After lunch we drive to the rock quarry, the place where all of us used to meet to talk about alien business.  The last time we were here, we’d been discussing Alex’s run-in with Agent Pierce, the whole Topolsky situation and whether she was to be trusted.  Alex had had the best instinct on that one and no one had listened.  Well, except for Liz…

I look over to the edge of the quarry where we’d last stood together, Liz leaning on my shoulder as we agreed that no one was to meet with Topolsky, that no one new was allowed in.  Maria had been the tie-breaker.  She’d sided with us, the aliens, instead of following what should have been a natural instinct to side with the humans.  I think it was then that I truly realized Maria could think for herself.

She looks lost in thought, too.  But she blinks and picks up a rock and hurls it into the water.  I hide my grin – she throws like a girl.  Which she is – a girl – but she really throws like one.  I pick up a rock and give it a vicious hurl, letting out a manly grunt as I do so.  My rock hits the water a good twenty feet past where hers did.

She cocks her head.

“It was the grunt,” I explain.  “You didn’t grunt – your rock isn’t going to go very far if you don’t grunt.”

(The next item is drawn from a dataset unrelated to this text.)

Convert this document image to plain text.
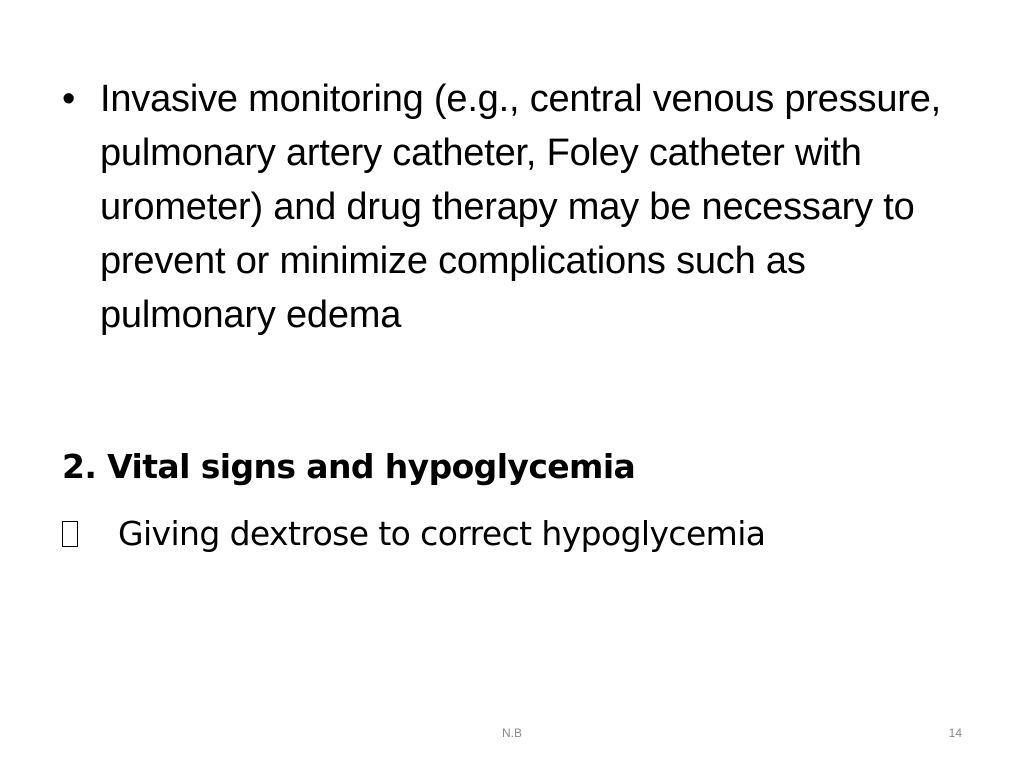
• Invasive monitoring (e.g., central venous pressure, pulmonary artery catheter, Foley catheter with urometer) and drug therapy may be necessary to prevent or minimize complications such as pulmonary edema

2. Vital signs and hypoglycemia
Giving dextrose to correct hypoglycemia
N.B	14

She gives a little snort and picks up another rock.  This time she goes into full wind-up like a major league pitcher, reaches back and throws the rock.  She lets out an absolutely horrid noise that I can’t even explain.  So violent is her throw that her body spins around, she loses her footing and falls on her ass.

The rock never makes it to the water.

I can’t help it this time – I nearly double over with laughter.  She pouts, then looks at her hand.  I follow her gaze and see that she has scraped her palm.  A little puddle of blood has accumulated there.

My laugh fades away and I drop to my knees beside her.  “You okay?” I ask.

She nods and gives a little grimace.  “Nothing a little Bactine won’t cure.”  She winces.  “That stings.”

I take her hand in mine.  “Here,” I offer and run my fingers across her open palm.  For superficial stuff, I don’t need to connect.  I wouldn’t have done that without asking her permission, anyway.  It’s too much of a privacy violation.  Beneath my fingertips, her scrapes close and the blood dries.

Maria looks at me in utter amazement, her hazel eyes wide.  “Cool, dude.  Thanks.”

I smile and pull her to her feet.  We walk back to the jeep, chattering.  She really is a cute girl.